The March Revolution of 1848 was a liberal revolution within the German Confederation, which was the loose federation of thirty-eight states created by the Congress of Vienna in 1815. In the south and west of the country a rise of nationalist sentiment and demands for liberal reform crystallised in mass demonstrations and the formation of popular assemblies. A group of these reformers from across Germany met in Heidelberg, in the state of Baden, on 5th March to plan elections for a German national assembly. Later that month liberal reformers met up in a ‘Preparliament’ in St. Paul’s church in Frankfurt to formulate guidelines for the first ever national elections in Germany with the blessing of the leaders of the various states of the Confederation
The states held elections in late April through to early May that year (with some variation in suffrage between states, due to the vague requirement that the voters be ‘independent’ male adults). Then, on 18th May 1848, around eight-hundred delegates to the Frankfurt Parliament convened their first session. So many of the delegates were professors, teachers or at least university graduates that the assembly became known as the Professorenparlament (‘Professors Parliament’). The delegates then embarked on the process of writing a constitution for a unified German nation.
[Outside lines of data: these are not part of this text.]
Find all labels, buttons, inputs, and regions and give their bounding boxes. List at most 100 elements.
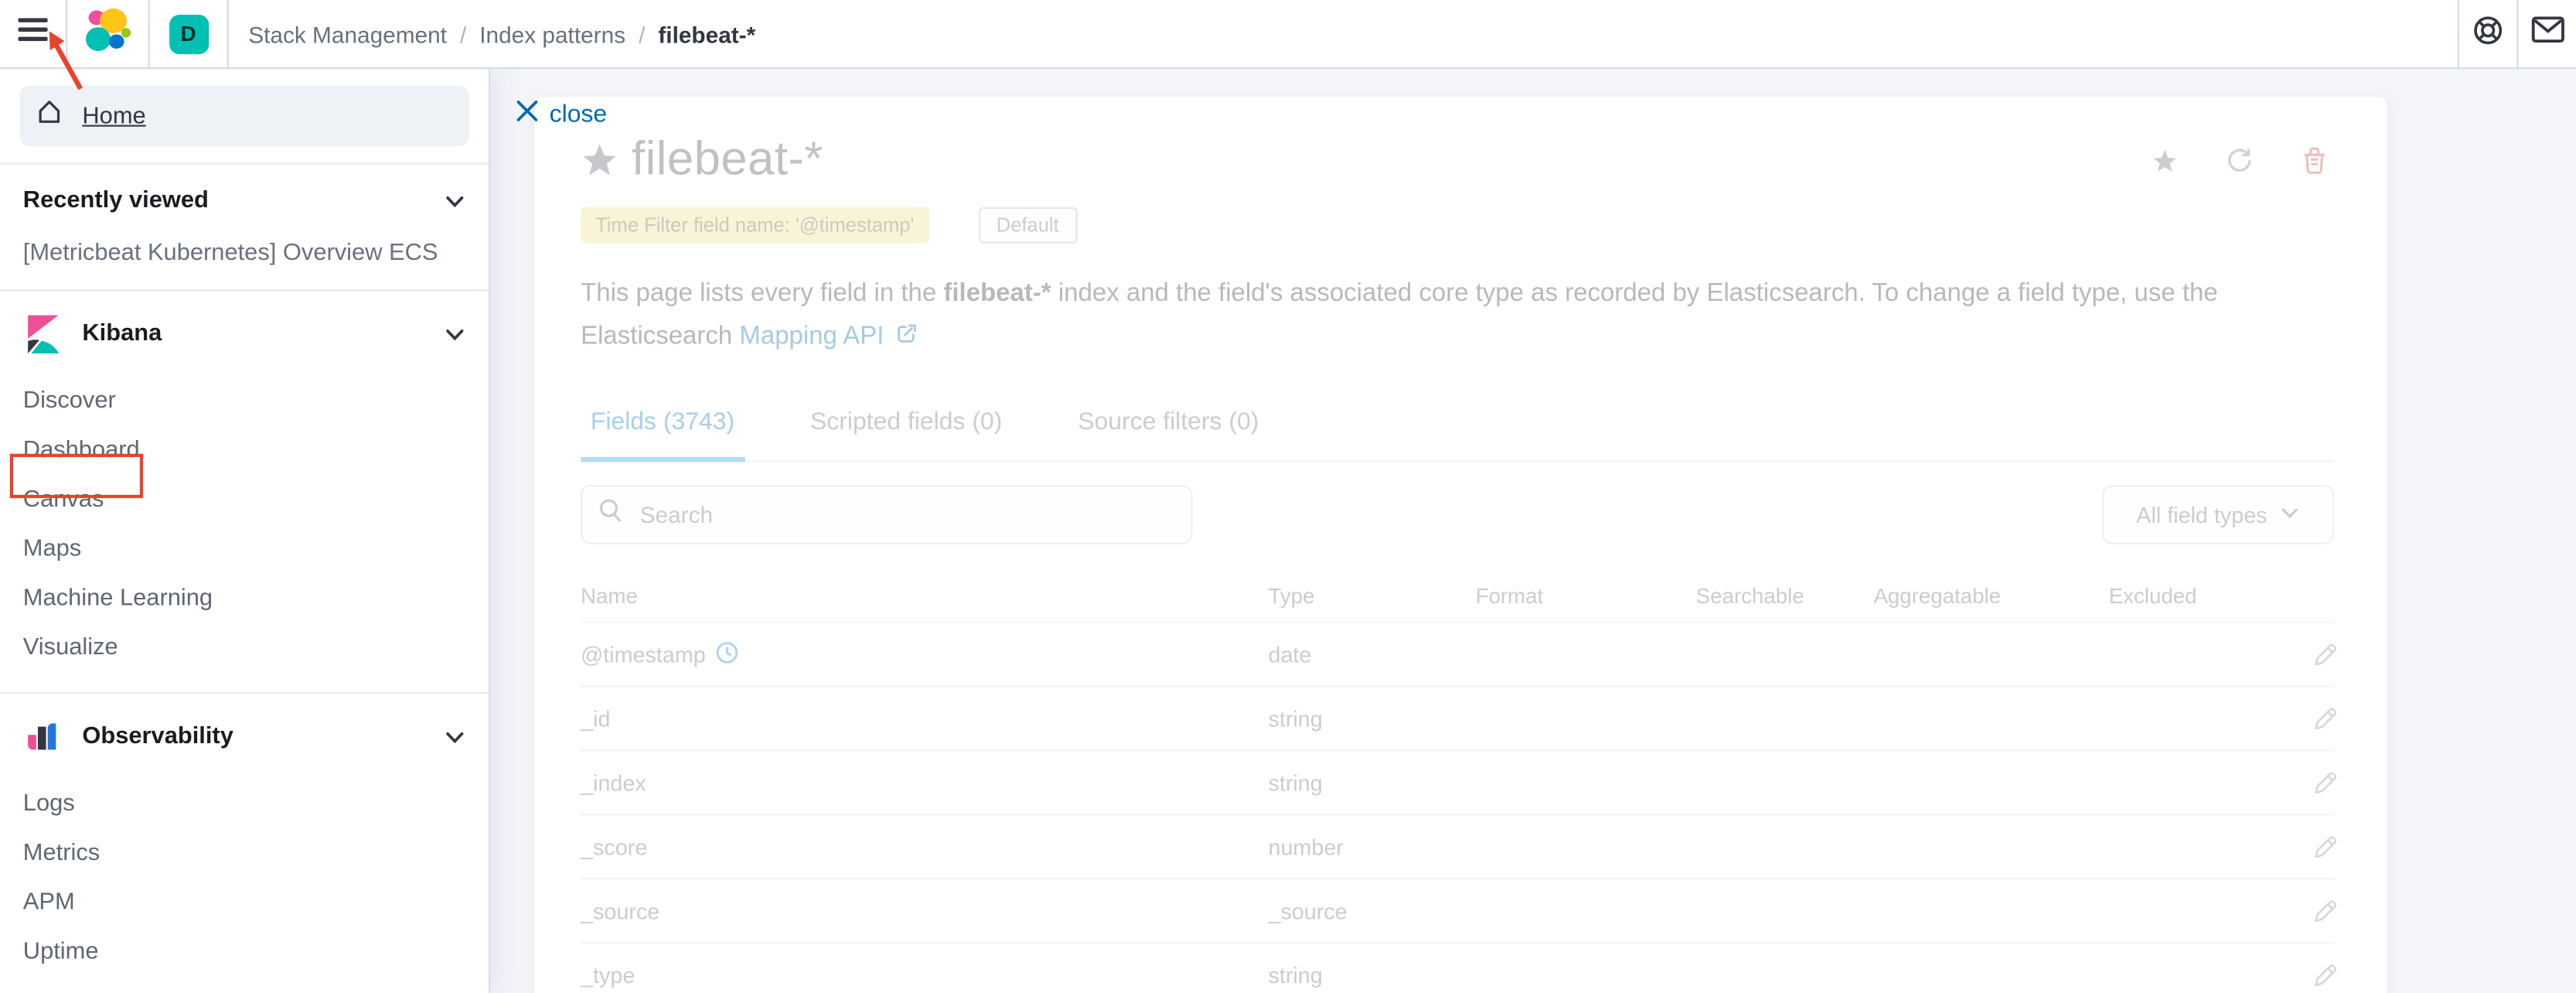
set-default-star-icon[interactable] [2152,147,2178,173]
field-type: date [1268,642,1475,667]
main-content-area: close filebeat-* [490,69,2576,993]
search-input[interactable] [636,500,1174,529]
index-name-bold: filebeat-* [943,279,1051,307]
tab-source-filters[interactable]: Source filters (0) [1068,408,1269,460]
kibana-logo-icon [23,314,63,353]
field-name: _score [581,834,647,859]
breadcrumb-stack-management[interactable]: Stack Management [248,21,447,47]
sidebar-item-discover[interactable]: Discover [23,377,465,426]
field-type: string [1268,706,1475,731]
table-row: @timestamp date [581,623,2334,688]
refresh-icon[interactable] [2226,146,2254,174]
table-row: _type string [581,944,2334,993]
edit-field-pencil-icon[interactable] [2313,964,2338,988]
elastic-logo-icon [84,5,132,61]
nav-flyout: Home Recently viewed [Metricbeat Kuberne… [0,69,490,993]
default-badge: Default [978,207,1077,244]
home-label: Home [82,103,145,129]
breadcrumb-current-page: filebeat-* [658,21,755,47]
nav-group-observability: Observability Logs Metrics APM Uptime [0,694,489,993]
index-pattern-panel: close filebeat-* [533,95,2388,993]
tab-bar: Fields (3743) Scripted fields (0) Source… [581,408,2334,462]
time-field-clock-icon [716,640,739,668]
table-row: _score number [581,815,2334,879]
help-icon [2472,14,2503,53]
sidebar-item-apm[interactable]: APM [23,878,465,927]
table-row: _source _source [581,879,2334,944]
top-bar-divider [227,0,229,68]
field-type-filter-select[interactable]: All field types [2102,485,2334,544]
page-description: This page lists every field in the fileb… [581,273,2275,359]
sidebar-item-dashboard[interactable]: Dashboard [23,426,465,476]
newsfeed-button[interactable] [2519,0,2576,68]
close-button[interactable]: close [516,101,607,128]
home-icon [36,99,63,134]
sidebar-item-canvas[interactable]: Canvas [23,475,465,524]
breadcrumb-index-patterns[interactable]: Index patterns [479,21,625,47]
edit-field-pencil-icon[interactable] [2313,899,2338,923]
observability-group-title: Observability [82,723,233,749]
column-header-aggregatable: Aggregatable [1873,584,2108,609]
mapping-api-link[interactable]: Mapping API [739,322,884,350]
observability-logo-icon [23,717,63,756]
chevron-down-icon[interactable] [444,726,465,748]
column-header-excluded: Excluded [2109,584,2313,609]
space-selector[interactable]: D [150,0,227,68]
nav-group-kibana: Kibana Discover Dashboard Canvas Maps Ma… [0,291,489,694]
elastic-logo[interactable] [67,0,148,68]
table-row: _index string [581,752,2334,816]
sidebar-item-visualize[interactable]: Visualize [23,623,465,673]
table-row: _id string [581,688,2334,752]
field-type: string [1268,964,1475,988]
edit-field-pencil-icon[interactable] [2313,642,2338,667]
edit-field-pencil-icon[interactable] [2313,834,2338,859]
field-name: _source [581,899,659,923]
nav-group-recently-viewed: Recently viewed [Metricbeat Kubernetes] … [0,165,489,292]
kibana-app: D Stack Management / Index patterns / fi… [0,0,2576,993]
field-name: _type [581,964,635,988]
edit-field-pencil-icon[interactable] [2313,770,2338,795]
chevron-down-icon[interactable] [444,323,465,345]
breadcrumb: Stack Management / Index patterns / file… [248,21,755,47]
observability-group-header[interactable]: Observability [23,717,465,756]
newsfeed-icon [2530,16,2564,51]
sidebar-item-machine-learning[interactable]: Machine Learning [23,574,465,623]
breadcrumb-separator: / [639,21,645,47]
field-type: _source [1268,899,1475,923]
menu-toggle-button[interactable] [0,0,66,68]
sidebar-item-logs[interactable]: Logs [23,780,465,829]
tab-scripted-fields[interactable]: Scripted fields (0) [800,408,1012,460]
space-badge: D [169,14,208,53]
sidebar-item-maps[interactable]: Maps [23,524,465,574]
close-label: close [550,101,608,128]
tab-fields[interactable]: Fields (3743) [581,408,745,462]
observability-group-items: Logs Metrics APM Uptime [23,780,465,977]
field-type: number [1268,834,1475,859]
recently-viewed-header[interactable]: Recently viewed [23,187,465,213]
sidebar-item-metrics[interactable]: Metrics [23,828,465,878]
chevron-down-icon[interactable] [444,190,465,212]
fields-table: Name Type Format Searchable Aggregatable… [581,571,2334,993]
filter-row: All field types [581,485,2334,544]
field-name: @timestamp [581,642,706,667]
field-name: _id [581,706,610,731]
field-type: string [1268,770,1475,795]
column-header-type: Type [1268,584,1475,609]
time-filter-badge: Time Filter field name: '@timestamp' [581,207,929,244]
top-bar-right [2458,0,2576,68]
help-button[interactable] [2459,0,2516,68]
kibana-group-title: Kibana [82,321,162,347]
kibana-group-items: Discover Dashboard Canvas Maps Machine L… [23,377,465,673]
external-link-icon [889,322,918,350]
top-bar: D Stack Management / Index patterns / fi… [0,0,2576,69]
search-box[interactable] [581,485,1193,544]
edit-field-pencil-icon[interactable] [2313,706,2338,731]
sidebar-item-uptime[interactable]: Uptime [23,927,465,977]
kibana-group-header[interactable]: Kibana [23,314,465,353]
column-header-name: Name [581,584,1268,609]
search-icon [598,498,623,531]
recently-viewed-item[interactable]: [Metricbeat Kubernetes] Overview ECS [23,240,465,273]
field-name: _index [581,770,646,795]
sidebar-item-home[interactable]: Home [20,86,469,147]
delete-trash-icon[interactable] [2302,146,2328,174]
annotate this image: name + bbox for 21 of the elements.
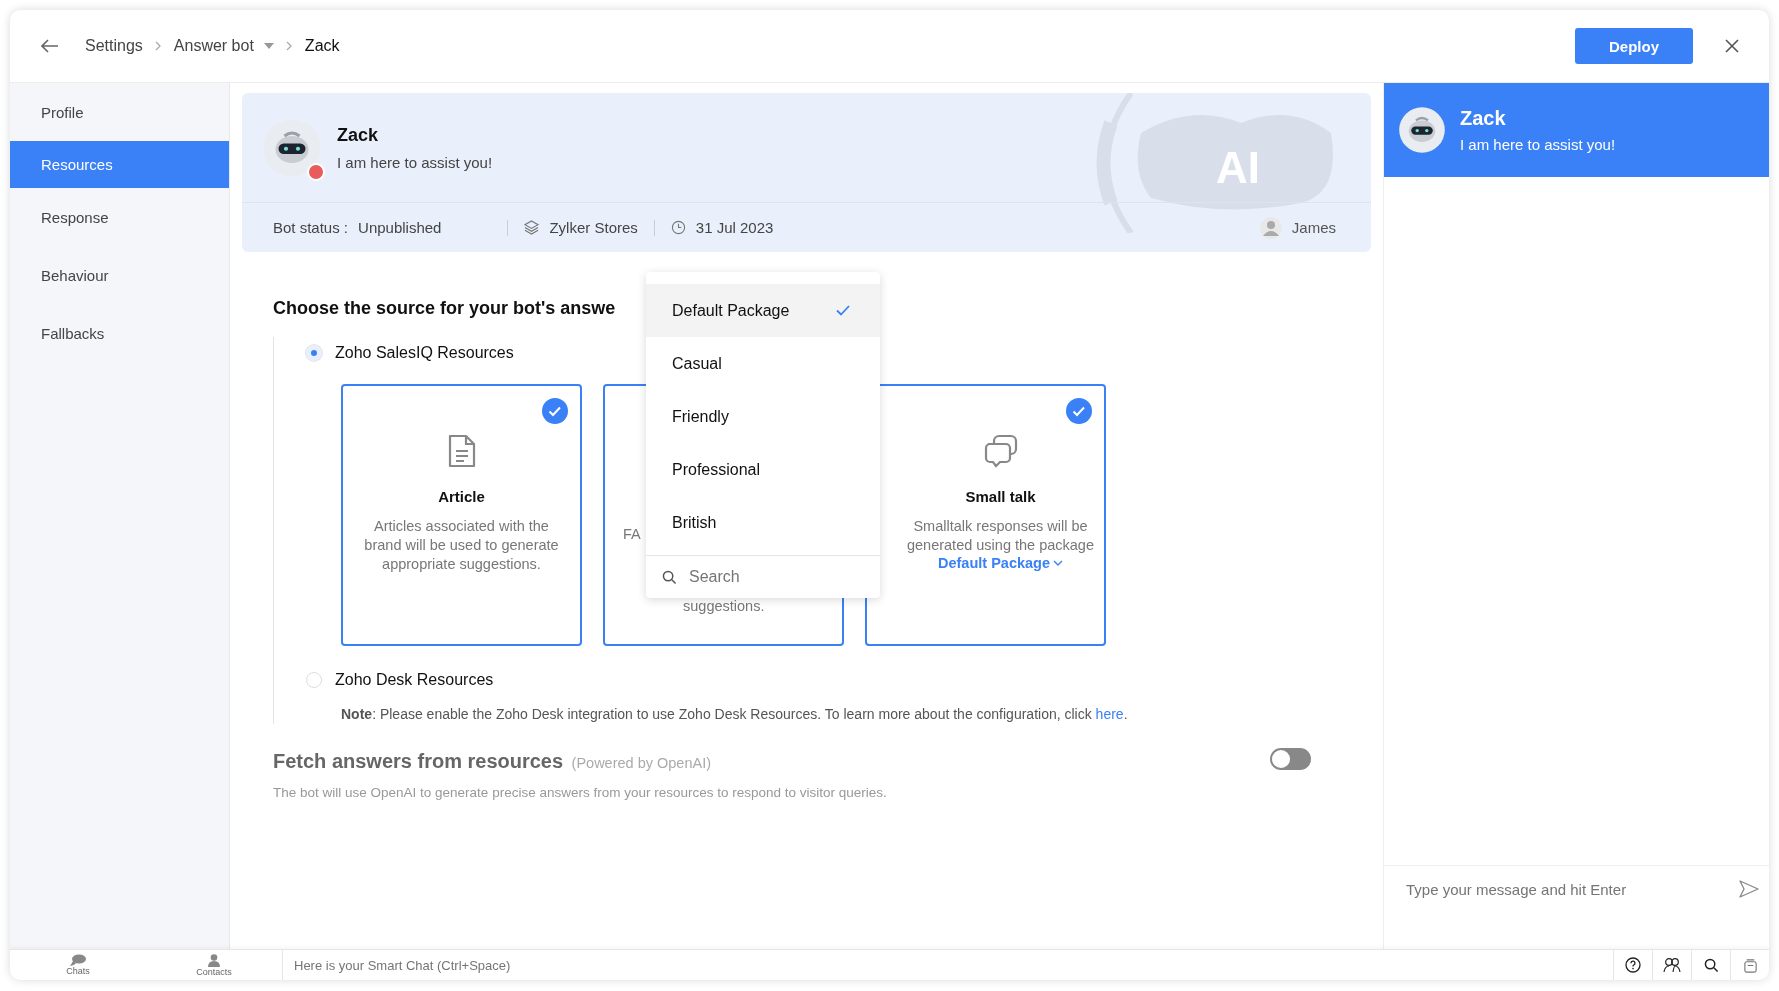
fetch-answers-description: The bot will use OpenAI to generate precise answers from your resources to respond to visitor queries. bbox=[273, 785, 888, 800]
bot-name: Zack bbox=[1460, 107, 1507, 130]
bot-tagline: I am here to assist you! bbox=[1460, 136, 1616, 153]
bot-name: Zack bbox=[337, 124, 380, 146]
card-description: Articles associated with the brand will be used to generate appropriate suggestions. bbox=[363, 517, 560, 574]
owner-name: James bbox=[1291, 219, 1336, 236]
created-date: 31 Jul 2023 bbox=[695, 219, 774, 236]
card-description: Smalltalk responses will be generated using the package bbox=[905, 517, 1095, 555]
breadcrumb-item: Zack bbox=[304, 37, 340, 55]
fetch-answers-title: Fetch answers from resources bbox=[273, 750, 564, 772]
status-value: Unpublished bbox=[358, 219, 442, 236]
powered-by-label: (Powered by OpenAI) bbox=[571, 755, 711, 771]
card-title: Small talk bbox=[965, 488, 1036, 505]
card-description: FA bbox=[623, 526, 641, 542]
brand-name: Zylker Stores bbox=[549, 219, 638, 236]
status-label: Bot status : bbox=[273, 219, 349, 236]
card-description: suggestions. bbox=[683, 598, 765, 614]
section-heading: Choose the source for your bot's answe bbox=[273, 298, 616, 319]
bot-tagline: I am here to assist you! bbox=[337, 153, 493, 171]
note-text: Note: Please enable the Zoho Desk integration to use Zoho Desk Resources. To learn more about the configuration, click here. bbox=[341, 706, 1129, 722]
card-title: Article bbox=[438, 488, 485, 505]
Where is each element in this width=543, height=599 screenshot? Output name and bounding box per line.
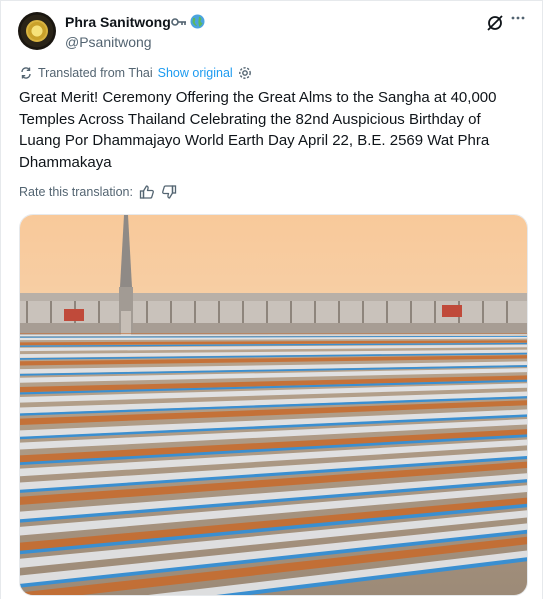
tweet-photo[interactable] <box>19 214 528 596</box>
more-options-icon[interactable] <box>510 10 526 26</box>
translation-settings-icon[interactable] <box>238 66 252 80</box>
rate-translation-label: Rate this translation: <box>19 185 133 199</box>
rate-translation-row: Rate this translation: <box>19 184 177 200</box>
author-badges <box>171 14 205 29</box>
thumbs-up-icon[interactable] <box>139 184 155 200</box>
translation-label: Translated from Thai <box>38 66 153 80</box>
key-emoji-icon <box>171 16 187 28</box>
tweet-card[interactable]: Phra Sanitwong @Psanitwong Translated fr… <box>0 0 543 599</box>
tweet-text: Great Merit! Ceremony Offering the Great… <box>19 89 497 171</box>
author-name[interactable]: Phra Sanitwong <box>65 14 171 30</box>
translation-notice: Translated from Thai Show original <box>19 66 252 80</box>
author-avatar[interactable] <box>18 12 56 50</box>
author-handle[interactable]: @Psanitwong <box>65 34 152 50</box>
video-screen-left <box>64 309 84 321</box>
thumbs-down-icon[interactable] <box>161 184 177 200</box>
globe-emoji-icon <box>190 14 205 29</box>
grandstand-posts <box>26 301 508 323</box>
translate-icon <box>19 66 33 80</box>
video-screen-right <box>442 305 462 317</box>
grok-icon[interactable] <box>486 14 504 32</box>
ceremony-photo-scene <box>20 215 527 595</box>
show-original-link[interactable]: Show original <box>158 66 233 80</box>
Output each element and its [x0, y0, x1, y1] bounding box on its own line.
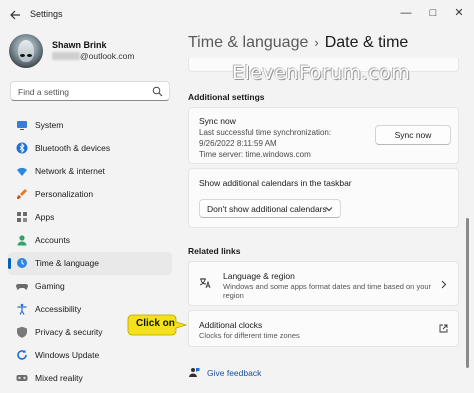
accessibility-icon [17, 303, 27, 315]
callout-text: Click on [136, 318, 175, 329]
close-button[interactable]: ✕ [449, 5, 469, 21]
user-email: @outlook.com [80, 51, 135, 61]
sidebar-item-label: System [35, 120, 64, 130]
person-icon [17, 235, 27, 246]
sidebar-item-windows-update[interactable]: Windows Update [8, 344, 172, 367]
sidebar-item-label: Gaming [35, 281, 65, 291]
avatar-eye [20, 54, 25, 57]
sidebar-item-label: Privacy & security [35, 327, 103, 337]
calendars-title: Show additional calendars in the taskbar [199, 178, 352, 188]
search-icon[interactable] [152, 86, 163, 97]
time-server: Time server: time.windows.com [199, 150, 311, 159]
chevron-down-icon [325, 207, 333, 212]
additional-calendars-card: Show additional calendars in the taskbar… [188, 168, 459, 228]
email-redaction [52, 52, 80, 60]
calendars-dropdown-value: Don't show additional calendars [207, 204, 327, 214]
shield-icon [17, 326, 27, 338]
language-region-desc: Windows and some apps format dates and t… [223, 282, 432, 291]
bluetooth-icon [16, 142, 28, 154]
language-region-title: Language & region [223, 271, 295, 281]
minimize-button[interactable]: — [396, 5, 416, 21]
feedback-icon[interactable] [188, 367, 200, 379]
additional-clocks-title: Additional clocks [199, 320, 263, 330]
sidebar-item-time-language[interactable]: Time & language [8, 252, 172, 275]
sync-title: Sync now [199, 116, 236, 126]
sidebar-item-personalization[interactable]: Personalization [8, 183, 172, 206]
page-title: Date & time [324, 34, 409, 51]
sidebar-item-label: Apps [35, 212, 55, 222]
last-sync-label: Last successful time synchronization: [199, 128, 332, 137]
language-region-link[interactable]: Language & region Windows and some apps … [188, 261, 459, 306]
avatar-eye [27, 54, 32, 57]
globe-clock-icon [17, 258, 27, 268]
sidebar-item-gaming[interactable]: Gaming [8, 275, 172, 298]
chevron-right-icon [441, 280, 447, 289]
breadcrumb-separator: › [314, 35, 319, 50]
scrollbar-thumb[interactable] [466, 218, 469, 368]
sidebar-nav: System Bluetooth & devices Network & int… [8, 114, 172, 390]
watermark: ElevenForum.com [232, 62, 411, 84]
additional-clocks-desc: Clocks for different time zones [199, 331, 300, 340]
sidebar-item-label: Bluetooth & devices [35, 143, 111, 153]
sidebar-item-label: Mixed reality [35, 373, 83, 383]
update-icon [17, 349, 27, 360]
language-icon [199, 278, 211, 289]
headset-icon [16, 375, 28, 381]
sidebar-item-accounts[interactable]: Accounts [8, 229, 172, 252]
calendars-dropdown[interactable]: Don't show additional calendars [199, 199, 341, 218]
monitor-icon [17, 121, 27, 130]
additional-clocks-link[interactable]: Additional clocks Clocks for different t… [188, 310, 459, 347]
sidebar-item-label: Windows Update [35, 350, 100, 360]
app-title: Settings [30, 9, 63, 19]
avatar[interactable] [9, 34, 43, 68]
brush-icon [17, 189, 27, 199]
breadcrumb: Time & language › Date & time [188, 34, 408, 52]
language-region-desc-2: region [223, 291, 244, 300]
sync-now-card: Sync now Last successful time synchroniz… [188, 107, 459, 164]
avatar-face [18, 40, 34, 62]
related-links-heading: Related links [188, 246, 241, 256]
sidebar-item-system[interactable]: System [8, 114, 172, 137]
sync-now-button[interactable]: Sync now [375, 125, 451, 145]
wifi-icon [17, 167, 27, 176]
maximize-button[interactable]: □ [423, 5, 443, 21]
sidebar-item-label: Time & language [35, 258, 99, 268]
controller-icon [16, 284, 28, 290]
additional-settings-heading: Additional settings [188, 92, 265, 102]
sidebar-item-label: Network & internet [35, 166, 105, 176]
sidebar-item-apps[interactable]: Apps [8, 206, 172, 229]
apps-icon [17, 212, 27, 222]
sidebar-item-label: Accessibility [35, 304, 82, 314]
last-sync-value: 9/26/2022 8:11:59 AM [199, 139, 277, 148]
sidebar-item-network[interactable]: Network & internet [8, 160, 172, 183]
search-box[interactable]: Find a setting [10, 81, 170, 101]
back-arrow-icon[interactable] [8, 8, 22, 22]
breadcrumb-parent[interactable]: Time & language [188, 34, 308, 51]
sidebar-item-label: Accounts [35, 235, 70, 245]
sidebar-item-bluetooth[interactable]: Bluetooth & devices [8, 137, 172, 160]
open-external-icon [439, 324, 448, 333]
title-bar: Settings — □ ✕ [0, 0, 474, 30]
user-name: Shawn Brink [52, 40, 107, 50]
search-input[interactable]: Find a setting [18, 87, 69, 97]
sidebar-item-label: Personalization [35, 189, 94, 199]
sidebar-item-mixed-reality[interactable]: Mixed reality [8, 367, 172, 390]
give-feedback-link[interactable]: Give feedback [207, 368, 261, 378]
Over the next year, problems dogged this process of nation building: a lack of a national bureaucracy and military; weak leadership; a resurgent aristocracy; and a lack of support from Prussia (arguably the most powerful state in Germany). This last problem effectively ended the dreams of the parliamentarians when Prussia’s King, Frederick William IV, refused the title of Emperor of Germany in 1849. The ensuing constitutional crisis resulted in the majority of states recalling their delegates from the Parliament, the rump of which reconvened in Stuttgart and was finally dispersed by troops and police on 18th June 1849, bringing an end to the dream of a German unification.